Un vif échange les avait auparavant opposés à propos de la déchéance de nationalité pour les personnes liées au fondamentalisme islamique.
"Il faut que l'on expulse tout de suite les fichiers S étrangers qui sont sur notre territoire. Tous ceux qui, étrangers sur notre territoire, ont un lien avec le fondamentalisme islamiste, dehors, dehors ! Tous ceux qui sont doubles nationaux, on mettra en oeuvre la déchéance nationale", a déclaré Mme Le Pen.
M. Macron a affirmé pour sa part que "les terroristes que l'on veut combattre, et que j'éradiquerai, ce sont des gens qui se suicident dans les attentats". "Quelqu'un qui est dans cette disposition d'esprit, vous pensez que la déchéance nationale brandie par Mme Le Pen ça le fait trembler ?", s'est-il interrogé.
Emmanuel Macron a soutenu que la lutte contre la menace terroriste sera sa "priorité". "Les fichiers S ce sont des fichiers de renseignement", donc "tous les mettre en prison ou hors des frontières n'aurait pas de sens".
"La clé c'est de renforcer le renseignement", a-t-il dit, affirmant vouloir "reconstituer les forces de renseignement".

 

 

Les retraites

Emmanuel Macron a également attaqué Marine Le Pen sur son revirement quant à l'application de la retraite à 60 ans, que la candidate du FN ne prévoit plus d'appliquer immédiatement si elle est élue.
"Mme Le Pen propose de partir à 60 ans. Elle proposait naguère qu'on puisse le faire dès son élection, maintenant elle a reporté la chose", a pointé le candidat d'En Marche!.
Lors du débat, sa rivale du Front national s'est engagée à mettre en place la retraite à 60 ans, moyennant 40 annuités de cotisations, "d'ici la fin du quinquennat". "Non, ça n'a pas changé" quant à la date, a-t-elle affirmé, interpellée par M. Macron.
"C'était dans les deux mois il y a quelques semaines" que cette réforme devait être lancée, a martelé son opposant. "Le plus vite sera le mieux", a rétorqué Mme Le Pen.

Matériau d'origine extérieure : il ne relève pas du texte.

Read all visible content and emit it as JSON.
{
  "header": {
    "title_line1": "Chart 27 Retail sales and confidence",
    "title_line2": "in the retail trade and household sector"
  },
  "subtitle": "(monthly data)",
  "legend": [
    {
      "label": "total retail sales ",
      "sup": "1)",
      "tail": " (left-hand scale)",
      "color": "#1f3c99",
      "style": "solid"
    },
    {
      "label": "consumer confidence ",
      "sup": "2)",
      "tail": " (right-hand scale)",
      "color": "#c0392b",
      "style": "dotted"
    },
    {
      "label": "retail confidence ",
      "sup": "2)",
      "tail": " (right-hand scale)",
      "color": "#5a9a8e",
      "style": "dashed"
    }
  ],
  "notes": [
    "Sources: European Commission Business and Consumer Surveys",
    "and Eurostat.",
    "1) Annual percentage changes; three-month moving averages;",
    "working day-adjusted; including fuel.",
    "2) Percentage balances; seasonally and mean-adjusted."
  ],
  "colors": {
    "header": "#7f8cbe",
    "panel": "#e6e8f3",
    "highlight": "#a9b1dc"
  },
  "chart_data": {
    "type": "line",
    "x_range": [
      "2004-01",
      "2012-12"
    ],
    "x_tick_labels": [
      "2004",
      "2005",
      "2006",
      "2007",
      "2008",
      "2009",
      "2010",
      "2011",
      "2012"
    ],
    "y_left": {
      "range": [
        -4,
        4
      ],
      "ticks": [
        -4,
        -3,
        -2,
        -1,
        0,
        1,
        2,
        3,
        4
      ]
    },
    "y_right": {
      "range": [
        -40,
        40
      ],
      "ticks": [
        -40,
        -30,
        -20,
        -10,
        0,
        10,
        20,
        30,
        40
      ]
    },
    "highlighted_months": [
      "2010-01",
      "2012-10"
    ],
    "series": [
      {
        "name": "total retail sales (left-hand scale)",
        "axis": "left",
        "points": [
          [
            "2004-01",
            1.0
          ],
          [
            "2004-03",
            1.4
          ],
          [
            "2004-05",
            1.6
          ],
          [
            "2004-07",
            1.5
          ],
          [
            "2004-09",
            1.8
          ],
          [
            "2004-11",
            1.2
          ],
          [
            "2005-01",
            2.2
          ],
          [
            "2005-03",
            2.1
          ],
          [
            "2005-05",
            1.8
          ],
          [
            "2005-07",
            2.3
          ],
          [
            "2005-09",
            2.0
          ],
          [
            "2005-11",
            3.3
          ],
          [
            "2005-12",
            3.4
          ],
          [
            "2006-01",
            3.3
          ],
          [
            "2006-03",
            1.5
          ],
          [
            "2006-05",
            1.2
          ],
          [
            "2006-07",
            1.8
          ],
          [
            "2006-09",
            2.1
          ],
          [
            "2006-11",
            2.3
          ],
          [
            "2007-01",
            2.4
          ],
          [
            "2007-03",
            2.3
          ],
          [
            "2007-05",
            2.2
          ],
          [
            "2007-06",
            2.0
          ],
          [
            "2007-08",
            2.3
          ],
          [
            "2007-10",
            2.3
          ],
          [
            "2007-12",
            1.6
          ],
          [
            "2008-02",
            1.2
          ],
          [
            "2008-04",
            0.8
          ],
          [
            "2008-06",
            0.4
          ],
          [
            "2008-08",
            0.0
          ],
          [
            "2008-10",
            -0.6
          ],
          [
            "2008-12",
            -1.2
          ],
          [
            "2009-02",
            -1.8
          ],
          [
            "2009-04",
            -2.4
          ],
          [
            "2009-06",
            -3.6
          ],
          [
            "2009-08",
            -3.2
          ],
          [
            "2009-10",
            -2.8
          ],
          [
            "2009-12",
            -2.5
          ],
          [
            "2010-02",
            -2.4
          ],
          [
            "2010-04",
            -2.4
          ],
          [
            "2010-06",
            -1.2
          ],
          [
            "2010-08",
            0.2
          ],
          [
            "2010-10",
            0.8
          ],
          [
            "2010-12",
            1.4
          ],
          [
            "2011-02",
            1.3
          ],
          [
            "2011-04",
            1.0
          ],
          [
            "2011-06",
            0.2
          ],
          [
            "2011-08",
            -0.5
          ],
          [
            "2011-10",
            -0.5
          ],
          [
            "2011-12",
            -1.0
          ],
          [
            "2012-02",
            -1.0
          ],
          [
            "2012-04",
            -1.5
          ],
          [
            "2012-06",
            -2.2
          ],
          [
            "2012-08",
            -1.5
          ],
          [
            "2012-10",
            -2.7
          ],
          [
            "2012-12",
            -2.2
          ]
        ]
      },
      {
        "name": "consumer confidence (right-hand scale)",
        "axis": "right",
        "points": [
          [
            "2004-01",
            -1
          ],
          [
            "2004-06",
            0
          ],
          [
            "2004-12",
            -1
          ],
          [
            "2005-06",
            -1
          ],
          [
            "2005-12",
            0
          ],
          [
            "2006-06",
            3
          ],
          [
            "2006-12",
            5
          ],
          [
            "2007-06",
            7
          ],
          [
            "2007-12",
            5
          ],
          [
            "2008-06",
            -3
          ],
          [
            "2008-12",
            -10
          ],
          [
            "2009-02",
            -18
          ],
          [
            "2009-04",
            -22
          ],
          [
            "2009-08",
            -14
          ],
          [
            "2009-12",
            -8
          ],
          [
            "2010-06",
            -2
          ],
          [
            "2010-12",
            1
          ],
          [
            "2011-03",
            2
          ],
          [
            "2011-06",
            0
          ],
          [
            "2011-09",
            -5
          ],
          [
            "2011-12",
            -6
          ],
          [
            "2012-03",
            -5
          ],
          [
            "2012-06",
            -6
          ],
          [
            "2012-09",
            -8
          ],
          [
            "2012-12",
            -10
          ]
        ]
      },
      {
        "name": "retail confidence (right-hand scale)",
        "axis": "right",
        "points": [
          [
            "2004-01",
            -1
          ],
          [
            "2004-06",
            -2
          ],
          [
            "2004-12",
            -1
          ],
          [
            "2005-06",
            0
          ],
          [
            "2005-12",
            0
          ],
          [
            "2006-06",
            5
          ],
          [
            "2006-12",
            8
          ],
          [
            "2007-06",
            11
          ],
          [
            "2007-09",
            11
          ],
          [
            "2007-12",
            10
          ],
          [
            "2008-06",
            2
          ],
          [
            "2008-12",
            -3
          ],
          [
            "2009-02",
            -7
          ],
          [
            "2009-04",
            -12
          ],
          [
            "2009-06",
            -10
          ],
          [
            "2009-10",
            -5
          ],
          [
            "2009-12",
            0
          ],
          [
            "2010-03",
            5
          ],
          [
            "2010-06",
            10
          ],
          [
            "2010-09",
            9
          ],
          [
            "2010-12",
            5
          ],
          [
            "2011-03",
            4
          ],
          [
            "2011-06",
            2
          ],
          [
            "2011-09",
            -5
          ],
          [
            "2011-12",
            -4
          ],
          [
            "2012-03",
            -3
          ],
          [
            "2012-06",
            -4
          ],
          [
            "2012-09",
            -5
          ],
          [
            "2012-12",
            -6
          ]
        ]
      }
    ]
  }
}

La candidate au second tour de la présidentielle avait affirmé mercredi soir que "le retour à l'emploi" était nécessaire pour rendre effective, "probablement à la fin du quinquennat", la retraite à 60 ans avec 40 annuités de cotisations, qu'elle prévoyait jusque-là presque immédiate.

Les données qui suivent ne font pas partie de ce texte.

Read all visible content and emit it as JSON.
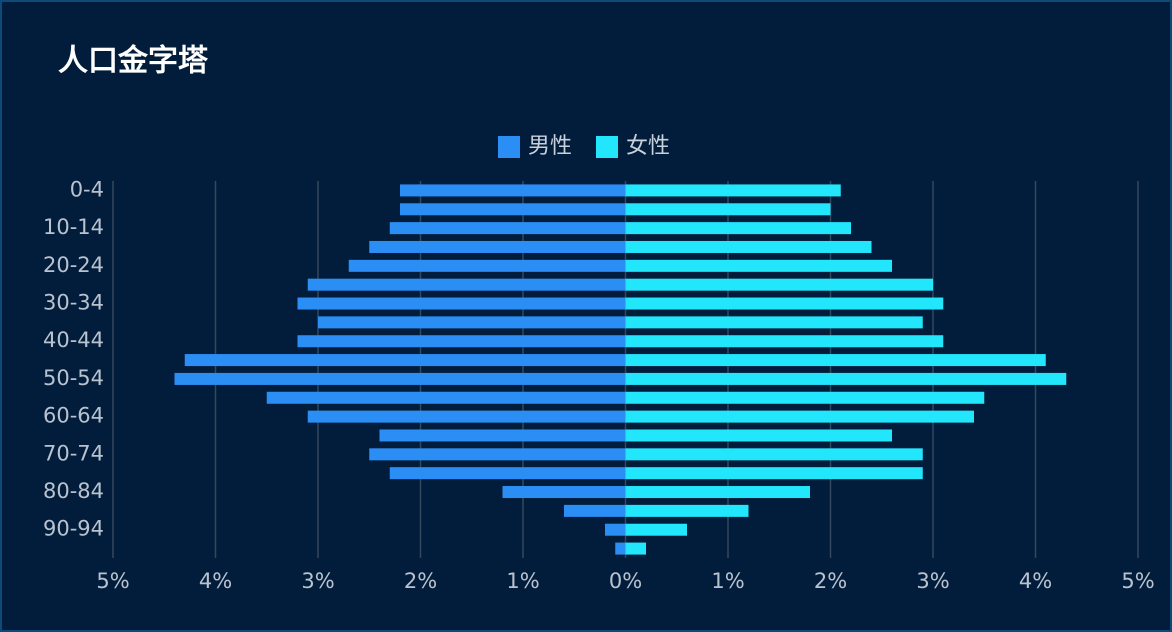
{
  "chart_data": {
    "type": "pyramid",
    "title": "人口金字塔",
    "categories": [
      "0-4",
      null,
      "10-14",
      null,
      "20-24",
      null,
      "30-34",
      null,
      "40-44",
      null,
      "50-54",
      null,
      "60-64",
      null,
      "70-74",
      null,
      "80-84",
      null,
      "90-94",
      null
    ],
    "series": [
      {
        "name": "男性",
        "color": "#2b8ef5",
        "values": [
          -2.2,
          -2.2,
          -2.3,
          -2.5,
          -2.7,
          -3.1,
          -3.2,
          -3.0,
          -3.2,
          -4.3,
          -4.4,
          -3.5,
          -3.1,
          -2.4,
          -2.5,
          -2.3,
          -1.2,
          -0.6,
          -0.2,
          -0.1
        ]
      },
      {
        "name": "女性",
        "color": "#22e6fb",
        "values": [
          2.1,
          2.0,
          2.2,
          2.4,
          2.6,
          3.0,
          3.1,
          2.9,
          3.1,
          4.1,
          4.3,
          3.5,
          3.4,
          2.6,
          2.9,
          2.9,
          1.8,
          1.2,
          0.6,
          0.2
        ]
      }
    ],
    "xlim": [
      -5,
      5
    ],
    "xticks": [
      {
        "value": -5,
        "label": "5%"
      },
      {
        "value": -4,
        "label": "4%"
      },
      {
        "value": -3,
        "label": "3%"
      },
      {
        "value": -2,
        "label": "2%"
      },
      {
        "value": -1,
        "label": "1%"
      },
      {
        "value": 0,
        "label": "0%"
      },
      {
        "value": 1,
        "label": "1%"
      },
      {
        "value": 2,
        "label": "2%"
      },
      {
        "value": 3,
        "label": "3%"
      },
      {
        "value": 4,
        "label": "4%"
      },
      {
        "value": 5,
        "label": "5%"
      }
    ],
    "grid": true,
    "legend": "top"
  }
}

L'ancien ministre de l'Economie a en outre critiqué un projet coûtant "30 milliards" et étant "infinançable" à ses yeux. "Non, 17" milliards, l'a interrompu la candidate FN et actuelle eurodéputée.
"C'est ce qui avait été fait au début des années 80 par François Mitterrand à une époque où l'espérance de vie était de dix ans inférieure à celle d'aujourd'hui", a ajouté M. Macron, lançant: "il n'y a pas de finance magique".
L'âge légal, à partir duquel une personne peut demander à prendre sa retraite, a été relevé de 60 à 62 ans à partir de la génération née en 1955 par la réforme des retraites de 2010.
Pour bénéficier d'une retraite à taux plein, il faut avoir atteint l'âge légal mais aussi avoir cotisé suffisamment (166 trimestres, soit 41,5 ans pour la génération 1955). Le salarié qui n'a pas les trimestres requis peut attendre 67 ans pour une pension sans décote (âge dit du taux plein).
Ceux qui ont commencé à travailler très tôt peuvent néanmoins partir dès 60 ans s'ils ont tous leurs trimestres de cotisation (dispositif carrière longue de 2012).

 

"Aucun des deux n'est au niveau. Une dispute de chiffonniers. Ridicules. Quelle catastrophe pour le pays", a twitté la directrice de la communication de Jean-Luc Mélenchon, qui n'a pas clairement appelé à voter pour M. Macron.

 

"Moi ou Mme Merkel"

Mme Le Pen a également présenté son "arrogant" adversaire comme "à plat ventre" face à ses maîtres supposés. "La France sera dirigée par une femme", "moi ou Mme Merkel", a-t-elle lâché, dans une courte partie réservée aux questions internationales.

 

 

Macron jugé plus convaincant

Emmanuel Macron a été jugé le plus convaincant par 63% des Français lors du débat d'avant le second tour de l'élection présidentielle, contre 34% pour son adversaire Marine Le Pen, selon un sondage Elabe pour BFM TV diffusé mercredi. A la question de savoir qui avait le meilleur projet, les scores sont semblables (64%-33%).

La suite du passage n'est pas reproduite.